競合の存在が市場を大きくする:キャズム理論の前提
これらのことから本書の本質を語ると、ようは安定企業が誕生する場合、
1:市場が最初からそれなりに大きくなくてはならない(=拡大の見込みがある)
2:競合に打ち勝つ過程で、新しい技術を毛嫌いする保守的な人にも受け入れられる
という二つのポイントが存在している。
つまり、キャズムを経験しなかったマイクロソフトや任天堂などの天上天下唯我独尊状態は、キャズム理論ではなく、むしろある程度発明時代が進んだ(終了した)これからの現代において、このキャズム理論はますます強固に市場に受け止められるということになる。
Q:どんな人が読むべきか?
A:競争時代に生きるすべての人が対象だと思う。
例えば、いい決算を出し続け、勝ち続けている企業があったとする。だが、その企業でさえも、いわゆる業界のデファクトスタンダード(業界標準)に慣れないケースがある。
それが、このキャズムを越えられなかった企業ということになる。
ここが、長らく人間の産業史において最大の謎であった。
ここを解き明かしたのがこのキャズム理論であり、それは逆にいうと、長期間での競争で何が大事だったのかと言うことを指し示してくれる。
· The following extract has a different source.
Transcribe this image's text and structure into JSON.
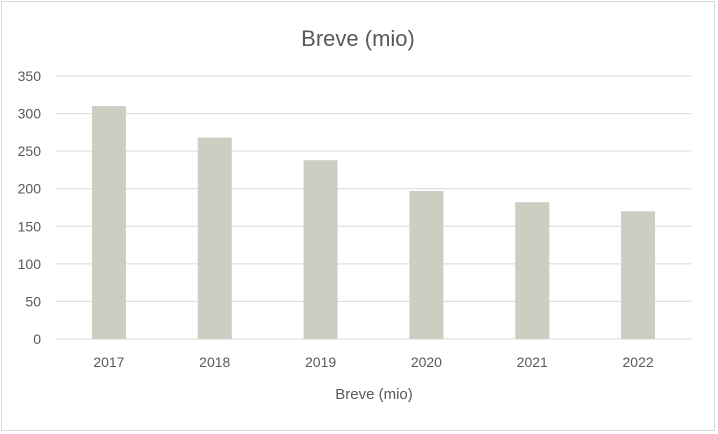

これは、ある意味、競争時代の本質である。
答えは、簡単で”興味のない層(一般人の無能層)”と“反発層(保守派)”を取り込むことの重要性ということになり、通常の「競争意識」という凝り固まった考えを持っている人間には、到底思い付かないような真理が、このキャズムという本には書かれている。
Q:グロース株ホルダーにも有効ということだが。
A:もちろんである。
というか、グロース株投資に重要な考えを網羅している書籍なんて、逆にいうと本書しかないとさえ言える。バークシャー・ハザウェイのバフェットやチャーリー・マンガーは、どう考えてもこのキャズム理論を、天然で知っていたとしか思えない。
そういう意味で、例えば決算中心主義で優れたグロース株投資成績を上げる、広瀬隆雄・キャシーウッドのような人物でさえ、最後の最後は、このキャズム理論に敗れることを意味する。
キャズム理論は「流動的」で “途中からしか判断できないもの”
だが、このキャズム理論というのは、最初から勝者が判別できないという欠点がある。
むしろ、かなり遅れてやっと、勝者がわかる、という理論なのだ。
だから、このキャズム理論を投資家が使うときは、一部のバフェットのような目利きが最初から使えるケースがあるが、主に一般人が、高精度で使えるようになるのは『損切り』局面だと思う。
ただし、何度も言うがキャズム理論は“目利き”を育てるのにも必須である。
即効性を求めるなら、損切り局面を念頭に本書を読んでみることをお勧めする。きっとそれならすぐに効果が出ることだろう。